Aya réagit encore plus vite.
Presque au même instant où la voix retentit, elle bondit hors du sol !
*Ching !*
Son épée fine quitta son fourreau.
John serra également le Bâton du Vide.
Tous deux reculèrent simultanément de plusieurs mètres.
Leurs regards se fixèrent fermement sur le tas d'ordures.
« Qui est là ?! »
*Frou-frou—*
Une pile d'os d'animaux pourris et de chiffons déchirés fut écartée.
Puis.
Un homme du Royaume des Ténèbres, si émacié qu'il n'était plus que peau sur os, sortit lentement en rampant des ordures.
Il portait un ensemble de haillons de prisonnier qui ne semblaient pas avoir été lavés depuis on ne sait combien de temps.
Ses cheveux étaient emmêlés en un inextricable désordre.
Son visage était couvert de crasse.
Une puanteur encore plus horrible que le tas d'ordures lui-même les agressa.
Aya se boucha le nez.
Mais elle ne baissa pas l'épée dans sa main.
Voyant leur posture, l'homme leva précipitamment les deux mains.
« N'attaquez pas !
— Quoi que vous fassiez, n'attaquez pas !
— Il y a des gardes partout hors de la ville en ce moment. Si on fait du grabuge, aucun de nous trois ne s'en sortira. »
John fronça les sourcils.
« Qui êtes-vous ? »
L'homme grimaça.
Révélant une gueule de dents jaunes et noires.
« Andy.
— Je viens de m'évader de la Prison de la Ville de la Nuit. »
Aya le regarda de haut.
Puis le tas d'ordures.
« Vous vous êtes évadé de prison, alors pourquoi vous cachez-vous dans les ordures ? »
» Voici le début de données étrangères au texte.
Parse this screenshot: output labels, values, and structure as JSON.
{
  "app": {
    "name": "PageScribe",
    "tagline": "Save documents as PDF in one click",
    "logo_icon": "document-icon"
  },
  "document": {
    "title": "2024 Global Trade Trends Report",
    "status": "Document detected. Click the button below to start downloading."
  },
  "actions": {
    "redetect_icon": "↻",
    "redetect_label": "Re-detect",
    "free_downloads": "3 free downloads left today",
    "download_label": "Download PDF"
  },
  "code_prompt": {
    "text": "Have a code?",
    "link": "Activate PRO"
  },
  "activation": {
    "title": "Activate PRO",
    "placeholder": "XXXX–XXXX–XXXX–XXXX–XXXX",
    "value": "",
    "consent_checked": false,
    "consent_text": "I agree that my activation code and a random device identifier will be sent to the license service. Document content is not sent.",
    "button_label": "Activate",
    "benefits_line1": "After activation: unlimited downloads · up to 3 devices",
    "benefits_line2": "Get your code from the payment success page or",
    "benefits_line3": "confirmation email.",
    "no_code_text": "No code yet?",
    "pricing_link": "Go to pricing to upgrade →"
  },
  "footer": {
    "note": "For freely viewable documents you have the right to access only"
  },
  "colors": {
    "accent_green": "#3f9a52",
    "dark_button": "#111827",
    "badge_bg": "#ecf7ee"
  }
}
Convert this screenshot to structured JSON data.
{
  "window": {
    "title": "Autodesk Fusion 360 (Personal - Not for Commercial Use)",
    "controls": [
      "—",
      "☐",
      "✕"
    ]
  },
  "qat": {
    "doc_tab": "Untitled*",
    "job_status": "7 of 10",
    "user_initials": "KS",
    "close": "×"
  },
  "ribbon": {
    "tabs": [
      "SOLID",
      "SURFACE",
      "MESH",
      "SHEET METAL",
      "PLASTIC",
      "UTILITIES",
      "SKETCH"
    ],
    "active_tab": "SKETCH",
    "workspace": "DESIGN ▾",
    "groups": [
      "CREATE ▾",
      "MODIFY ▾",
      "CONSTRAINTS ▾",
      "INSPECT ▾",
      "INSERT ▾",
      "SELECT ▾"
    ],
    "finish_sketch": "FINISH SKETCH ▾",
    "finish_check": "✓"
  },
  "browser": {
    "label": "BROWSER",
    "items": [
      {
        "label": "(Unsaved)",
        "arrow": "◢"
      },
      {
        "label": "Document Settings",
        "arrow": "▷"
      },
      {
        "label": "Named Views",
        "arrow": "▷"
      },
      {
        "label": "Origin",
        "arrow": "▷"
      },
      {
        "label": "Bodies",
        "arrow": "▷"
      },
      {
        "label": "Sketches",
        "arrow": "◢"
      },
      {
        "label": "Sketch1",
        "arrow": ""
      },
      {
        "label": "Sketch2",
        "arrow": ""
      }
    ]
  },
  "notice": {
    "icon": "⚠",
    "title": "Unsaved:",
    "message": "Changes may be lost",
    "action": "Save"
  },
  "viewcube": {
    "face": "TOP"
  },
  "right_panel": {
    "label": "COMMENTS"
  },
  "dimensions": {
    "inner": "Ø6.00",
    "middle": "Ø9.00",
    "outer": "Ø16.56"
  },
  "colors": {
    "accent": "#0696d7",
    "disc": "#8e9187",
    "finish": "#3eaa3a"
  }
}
« Parce que c'est sûr ici.
— Personne ne vient fouiller cet endroit. »
Andy répondit comme si c'était la chose la plus évidente du monde.
« ...
— C'est vrai. »
John était accroupi là depuis un moment.
Et il n'avait même pas remarqué qu'il y avait quelqu'un caché sous eux.
Andy continua.
« Détendez-vous. Je ne vous veux aucun mal. Je vous ai juste entendus parler d'entrer dans la Ville de la Nuit, alors j'ai pensé qu'on pourrait faire un marché. »
John ne baissa pas son bâton.
« Quel genre de marché ? »
Andy fouilla un moment dans son haillon de prisonnier.
Finalement, il sortit une minuscule pioche pas plus grande que sa paume.
La tête de la pioche était presque entièrement usée.
« J'ai passé cinquante ans à creuser sous la prison.
— J'ai enfin percé aujourd'hui.
— Ce tunnel contourne la muraille et mène directement dans la Ville de la Nuit.
— Donnez-moi un ensemble de vêtements propres et cent pièces d'or, et je vous dirai où se trouve l'entrée. »
John : « ... »
Cinquante ans.
Une minuscule pioche.
Creuser depuis la prison jusqu'à l'extérieur de la ville.
Il fixa l'homme devant lui, si mince qu'il avait à peine forme humaine.
Après avoir gardé son silence un long moment.
Il finit par dire.
« C'est quoi ce truc, Les Évadés de la Ville de la Nuit ? »
Andy : « ? »
Manifestement, il ne comprenait pas la référence.
Toujours est-il.
John regarda la pioche dans sa main.
Puis les haillons qui appartenaient évidemment à un prisonnier.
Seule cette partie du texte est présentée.